EDITORIAL Saudis and oil consumers
It has been a good month for Saudi Arabia. Oil consumers have fared well, too.
In several vital international arenas, Saudi officials received messages they must have found reassuring.
For its recent fiscal management, the kingdom received cautious praise from the International Monetary Fund (IMF). Budgetary restraint and revenue gains associated with rising oil prices last year combined to produce Saudi Arabia's first current account surplus in 13 years. The IMF urged further economic reform and noted that oil prices can fall as well as climb-a reminder the Saudis probably did not need.
Relaxation of Saudi fiscal pressures is good for the world's oil consumers, who need steady availability of oil. Saudi Arabia serves that interest best when it's prosperous and eager to sell oil. The worst case for oil consumers would be the point at which fiscal strains tricked Saudi Arabians into believing they had nothing to gain from oil trade.
Recognizing stability
In a related lift to the kingdom, a high level Saudi delegation to the U.S. early this month received confirmation of their country's status as a secure and dependable supplier of oil. The affirmation is reported to have come during meetings at the Department of Energy and in talks between U.S. Vice-Pres. Al Gore and Prince Sultan, Saudi Arabia's defense minister and second deputy prime minister.
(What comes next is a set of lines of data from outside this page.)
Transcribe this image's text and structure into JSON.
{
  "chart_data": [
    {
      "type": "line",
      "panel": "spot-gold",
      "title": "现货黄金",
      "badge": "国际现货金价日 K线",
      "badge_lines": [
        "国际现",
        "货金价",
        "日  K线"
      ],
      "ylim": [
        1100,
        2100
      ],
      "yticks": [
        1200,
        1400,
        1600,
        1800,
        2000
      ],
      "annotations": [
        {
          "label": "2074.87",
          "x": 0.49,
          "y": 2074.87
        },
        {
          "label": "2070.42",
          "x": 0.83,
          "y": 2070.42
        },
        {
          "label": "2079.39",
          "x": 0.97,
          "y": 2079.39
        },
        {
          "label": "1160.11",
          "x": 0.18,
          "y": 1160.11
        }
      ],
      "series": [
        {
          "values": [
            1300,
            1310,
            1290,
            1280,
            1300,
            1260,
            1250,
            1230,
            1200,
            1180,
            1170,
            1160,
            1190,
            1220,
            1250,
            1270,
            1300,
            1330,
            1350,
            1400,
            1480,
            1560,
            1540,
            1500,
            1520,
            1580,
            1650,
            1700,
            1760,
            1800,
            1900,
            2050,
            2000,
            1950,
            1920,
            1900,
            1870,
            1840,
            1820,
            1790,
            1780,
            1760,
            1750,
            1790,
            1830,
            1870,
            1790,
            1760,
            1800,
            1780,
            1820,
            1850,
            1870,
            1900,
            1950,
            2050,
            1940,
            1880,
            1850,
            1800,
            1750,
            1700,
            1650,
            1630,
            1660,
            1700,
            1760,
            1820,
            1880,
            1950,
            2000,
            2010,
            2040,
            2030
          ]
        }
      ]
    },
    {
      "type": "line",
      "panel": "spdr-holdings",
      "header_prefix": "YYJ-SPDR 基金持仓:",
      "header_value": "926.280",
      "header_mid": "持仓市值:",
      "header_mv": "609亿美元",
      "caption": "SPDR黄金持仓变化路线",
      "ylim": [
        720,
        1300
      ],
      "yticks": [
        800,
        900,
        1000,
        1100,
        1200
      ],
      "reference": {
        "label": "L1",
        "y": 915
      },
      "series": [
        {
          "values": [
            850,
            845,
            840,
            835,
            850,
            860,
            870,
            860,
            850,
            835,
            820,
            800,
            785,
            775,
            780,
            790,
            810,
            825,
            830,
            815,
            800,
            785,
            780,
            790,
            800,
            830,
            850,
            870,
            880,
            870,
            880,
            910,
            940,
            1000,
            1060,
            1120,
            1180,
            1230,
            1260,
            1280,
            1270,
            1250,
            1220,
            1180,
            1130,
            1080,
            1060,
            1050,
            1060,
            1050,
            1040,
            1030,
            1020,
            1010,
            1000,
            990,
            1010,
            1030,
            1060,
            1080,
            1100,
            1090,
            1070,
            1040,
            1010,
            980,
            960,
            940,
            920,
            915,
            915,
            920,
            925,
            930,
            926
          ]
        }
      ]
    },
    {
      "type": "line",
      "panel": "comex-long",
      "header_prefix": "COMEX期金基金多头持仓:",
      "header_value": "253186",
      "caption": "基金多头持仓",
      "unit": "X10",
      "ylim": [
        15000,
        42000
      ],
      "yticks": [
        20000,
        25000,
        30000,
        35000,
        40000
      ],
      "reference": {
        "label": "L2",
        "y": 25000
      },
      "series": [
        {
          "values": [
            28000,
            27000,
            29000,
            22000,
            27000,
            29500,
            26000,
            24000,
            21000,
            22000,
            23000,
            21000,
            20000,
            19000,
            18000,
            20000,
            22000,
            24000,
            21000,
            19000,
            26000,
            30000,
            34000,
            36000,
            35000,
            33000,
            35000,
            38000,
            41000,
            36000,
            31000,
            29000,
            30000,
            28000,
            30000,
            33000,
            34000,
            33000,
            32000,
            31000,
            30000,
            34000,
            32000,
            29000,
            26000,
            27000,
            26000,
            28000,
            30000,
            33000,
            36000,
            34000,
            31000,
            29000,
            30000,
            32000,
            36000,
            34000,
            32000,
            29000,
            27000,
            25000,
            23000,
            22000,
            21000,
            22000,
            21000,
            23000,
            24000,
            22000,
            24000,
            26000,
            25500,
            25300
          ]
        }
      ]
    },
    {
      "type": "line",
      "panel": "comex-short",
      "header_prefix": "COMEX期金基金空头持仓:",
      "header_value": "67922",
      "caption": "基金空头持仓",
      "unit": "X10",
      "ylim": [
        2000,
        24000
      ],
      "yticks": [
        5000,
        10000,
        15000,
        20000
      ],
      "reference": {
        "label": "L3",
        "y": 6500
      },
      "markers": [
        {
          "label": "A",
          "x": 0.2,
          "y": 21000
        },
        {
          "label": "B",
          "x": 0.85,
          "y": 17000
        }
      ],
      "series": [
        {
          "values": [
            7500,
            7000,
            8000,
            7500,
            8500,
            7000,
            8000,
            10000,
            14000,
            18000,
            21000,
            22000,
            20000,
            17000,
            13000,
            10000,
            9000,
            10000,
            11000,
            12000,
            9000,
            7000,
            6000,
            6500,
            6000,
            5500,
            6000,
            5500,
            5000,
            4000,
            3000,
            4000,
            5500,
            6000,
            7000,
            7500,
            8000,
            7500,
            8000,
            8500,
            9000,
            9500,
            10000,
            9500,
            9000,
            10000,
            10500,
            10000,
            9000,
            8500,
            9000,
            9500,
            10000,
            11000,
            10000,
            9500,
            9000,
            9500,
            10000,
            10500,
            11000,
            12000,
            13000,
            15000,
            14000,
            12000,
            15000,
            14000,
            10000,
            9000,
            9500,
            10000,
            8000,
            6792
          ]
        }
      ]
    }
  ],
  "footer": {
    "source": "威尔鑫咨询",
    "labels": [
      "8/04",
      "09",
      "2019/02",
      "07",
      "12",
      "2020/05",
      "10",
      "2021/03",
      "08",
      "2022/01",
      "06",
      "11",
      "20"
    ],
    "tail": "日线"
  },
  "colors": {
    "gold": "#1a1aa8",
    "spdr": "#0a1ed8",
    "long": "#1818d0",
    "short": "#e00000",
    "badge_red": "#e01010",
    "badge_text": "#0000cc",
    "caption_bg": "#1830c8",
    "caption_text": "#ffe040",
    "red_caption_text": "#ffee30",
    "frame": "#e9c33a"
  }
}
For the Saudis, the gesture was more than diplomatic nicety. They hear the relentless assertions in the oil consuming world about insecurity of their country and region and their consequent unreliability as oil suppliers. The claims always underlie efforts to reduce purchases of Saudi and Middle Eastern crude.
U.S. officials offered more than mere courtesy, therefore, when they recognized the Saudi role in stability and security of worldwide oil supplies-and therefore the Saudi contribution to the interests of oil consumers. The recognition was appropriate.
Something else emerged from the meetings between the Saudi delegation, which included Oil Minister A* Ibrahim Naimi, and U.S. officials. The Saudis heard that the Clinton administration has no plans to impose a tax on the carbon content of fuels as a way to reduce emissions of greenhouse gases. Soon after the Saudi group received that message from U.S. officials in Washington, D.C., a Department of Energy official repeated the assurance in Abu Dhabi.
"We're not looking at any carbon-based taxes or other forms of energy taxes" in response to suspected climate change, said Leonard L. Coburn, director of DOE's office of policy analysis, trade, and investment for regions including the Middle East. He spoke at the Middle East Petroleum and Gas Conference.
With fuel taxes, of course, Saudi marketing and consumer price interests directly coincide. Both groups received further reason to cheer at the beginning of the month, when the European Commission again delayed action on a proposal to raise minimum taxes on key oil products and to establish minimum levies for natural gas and electricity. Sponsors of the proposal call it a revenue generator crucial to the ability of governments to meet fiscal targets set for European monetary union. But it also was seen as a way to reduce greenhouse gas emissions. An earlier European move toward an outright carbon tax stalled.
Important gains
In half a month's time, therefore, the world's most important single seller of crude oil has received ratification of a fiscal program to which oil sales are crucial, U.S. diplomatic confirmation as a reliable trade partner, and evidence of resistance to tax hikes corrosive to demand for crude in important markets. And consumers in those markets have witnessed steps supportive of supply security and price restraint.
Both sides of the oil transaction thus have scored subtle but important gains from events in international relations. For the oil business in general, March so far has been a good month.